Flotilla chill: Turkey kicks out Israel's ambassador
Turkey has expelled the Israeli ambassador over an ongoing dispute about the deadly flotilla assault that left nine Turks dead in 2010. This comes after the release of a UN report on the incident that failed to achieve consensus between countries.
The Israeli ambassador to Turkey, Gabby Levy, together with his deputy, Ella Afek, have been expelled from the country reducing Israeli diplomatic representation in Turkey to second secretary level.
Reuters is reporting that Turkey is also threatening to suspend trade deals with Israel, including military agreements which worth billions of dollars.

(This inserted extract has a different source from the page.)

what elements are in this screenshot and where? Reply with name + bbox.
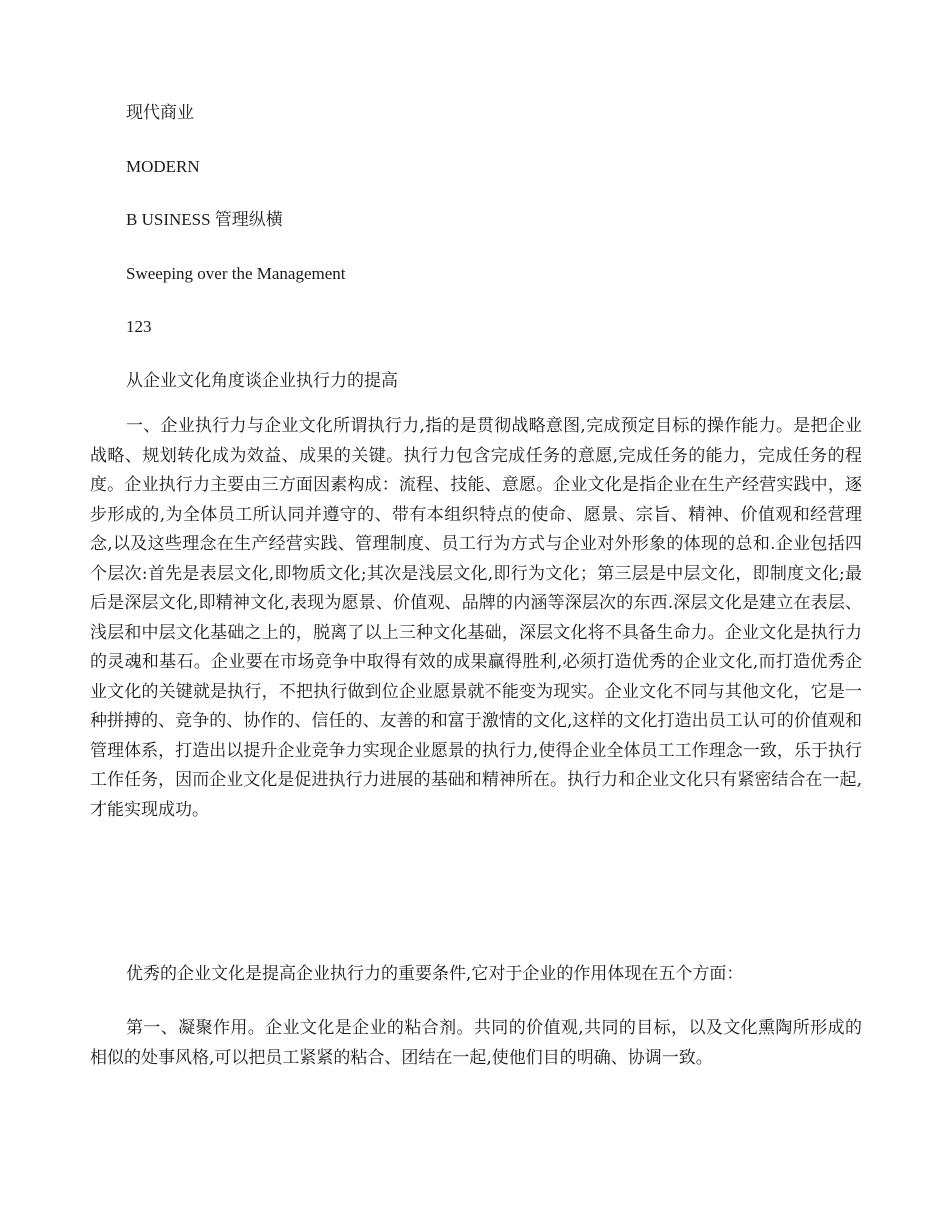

Ankara is planning to appeal to the International Criminal Court over the Gaza blockade, Turkish Foreign Minister Ahmet Davutoglu said during a press conference on Friday. Davutoglu has said that Turkey does not recognize Israel’s right to mount the blockade.
Turkey has repeatedly warned that, if Israel does not apologize, then diplomatic relations between two countries could be downgraded. On Thursday Davutoglu said that they are ready to implement “Plan B” in the event that Israel does not apologize for its raid and killings.

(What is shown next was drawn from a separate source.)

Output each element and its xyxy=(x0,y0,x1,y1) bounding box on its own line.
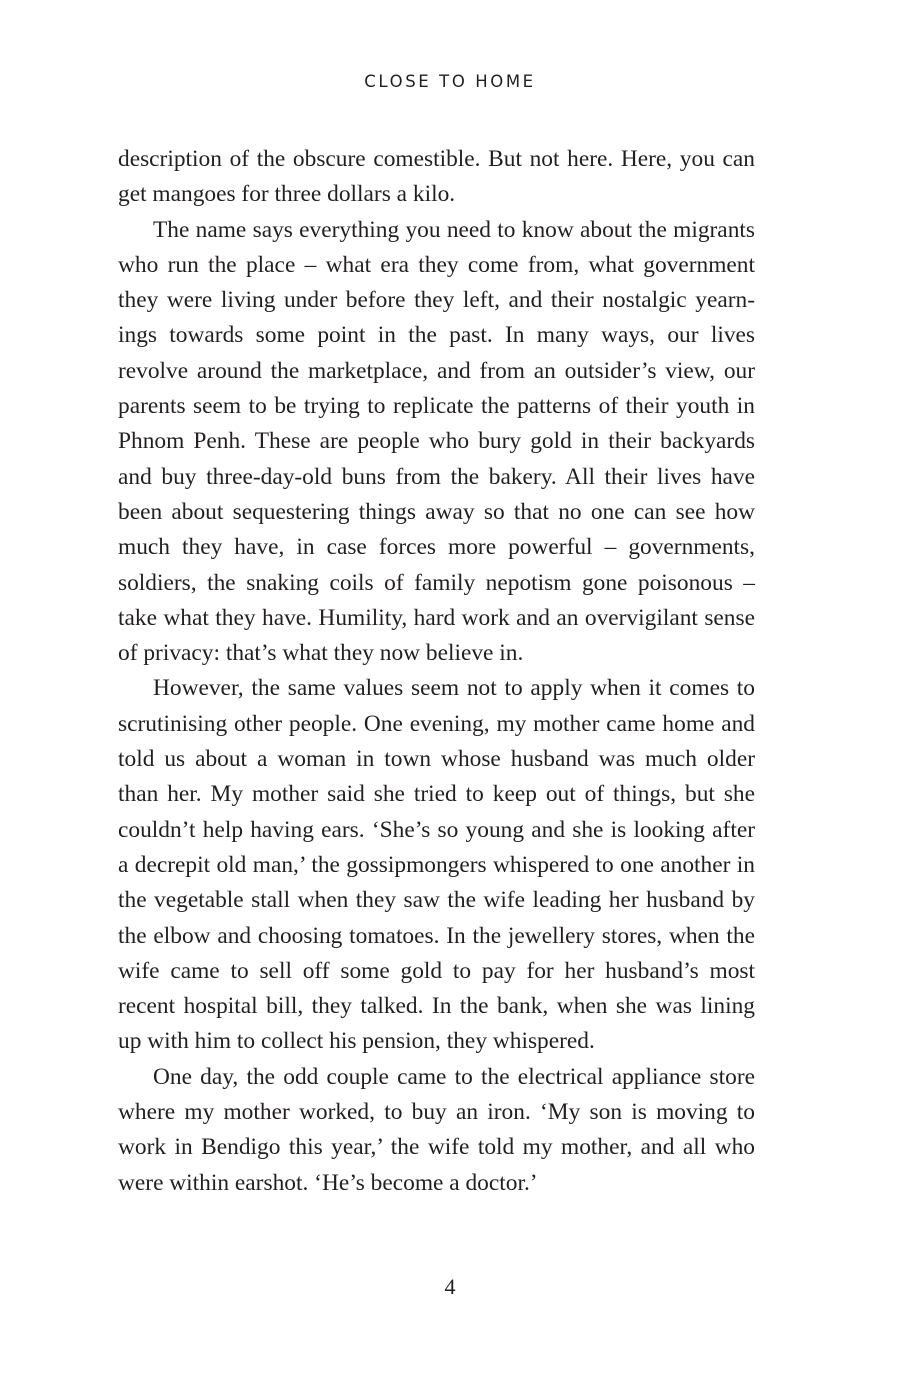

Initially, Turkey had given Israel until the publication of the UN report to offer an apology.
Israeli diplomat Alon Pinkas, who served as Consul general in the United States, believes that the report is “ambivalent.”
“Turkey could feel vindicated in the sense that Israel did, according to the report, use excessive force, while on the other hand Israel feels reassured and reinvigorated because the report decreed that Israel’s actions were both legal from the international legal point of view and also justified on security and political grounds,” he explained.
Pinkas believes that Israel could have and should have expressed regret in the weeks or even months following the event. However, Israel decided against such a move.
“Israel will not apologize, Israel does not feel that it needs to apologize,” he said. “And Turkey is not only demanding an apology, but actually setting an ultimatum.”
While Israel acknowledges the need for workable relations with its neighbors, rifts within its government are thought to be hampering moves towards reconciliation with Turkey, which is a significant regional power. That is the view of Dr. Nimrod Goren, founder of the Israeli institute for Regional Foreign Policies.
“Unfortunately, the government composition in Israel is very right-wing at the moment and those ‘hawkish players’ that dominate Israel’s foreign policy have a very big influence on Netanyahu,” notes Goren. He believes such opposition is blocking attempts to reconcile with Turkey.
Israeli deadly flotilla assault excessive
A UN investigation has declared that Israel used excessive force during its raid on a Gaza-bound aid flotilla. However the long-awaited report found that Israel's blockade of Gaza is legal.
The most significant finding of the UN report covers the way the Israeli commando units handled the raid on the Mavi Marmara, the largest vessel to take part in the first Freedom Flotilla. Nine activists were shot dead by commandos who boarded the Turkish ship in 2010.
Because of discrepancies between Israeli and Turkish versions of the incident, UN Secretary General Ban Ki-moon set up a special four-man investigation panel headed by former New Zealand Prime Minister Geoffrey Palmer. Both countries had representatives on the panel were unable to reach an agreement, so the report is not a "consensus document" a UN official said, as cited by Reuters.
According to the report, the Israelis “have behaved in excessive and unreasonable manner.” The report also stated that such loss of life was “unacceptable” and urged Israel to apologize to Turkey for the deaths of nine of its nationals and to pay compensation to their families.
The report says forensic evidence points to the fact that those killed were shot repeatedly in the back at close range and it criticizes documents submitted by Israel for not adequately accounting for the actions.
Israeli operatives “significantly mistreated” the crew and passengers after the raid, according to report. They were physically mishandled and subjected to intimidation and harassment, and their belongings were unjustifiably confiscated.
On the other hand, the report states that Israel’s controversial blockade of Gaza is not illegal and does comply with international law.
The UN report emphasizes that the Israeli soldiers who boarded the Mavi Marmara faced significant organized and violent resistance which required them to respond in like manner in order to protect themselves.
The report was originally expected to be published by February 2011, was repeatedly postponed, with the final release date set this Friday. However, a copy of the report was leaked to the New York Times which published it a day before the deadline.
The timing of the report is significant, as on 20th September the Palestinian leadership will be appealing to the UN General Assembly to accept its unilateral declaration of a Palestinian state.
The Israelis have been criticized for inflaming the situation to the point where violence will become inevitable. There have been reports of the Israeli government arming roughly half a million Israeli settlers who live on land that will potentially become part of the Palestinian state.
The Palestinian leadership has been accusing Tel-Aviv of trying to present them in a bad light ahead of this vote, with Israel trying to muster as much international support as it can to block the recognition of a Palestinian state.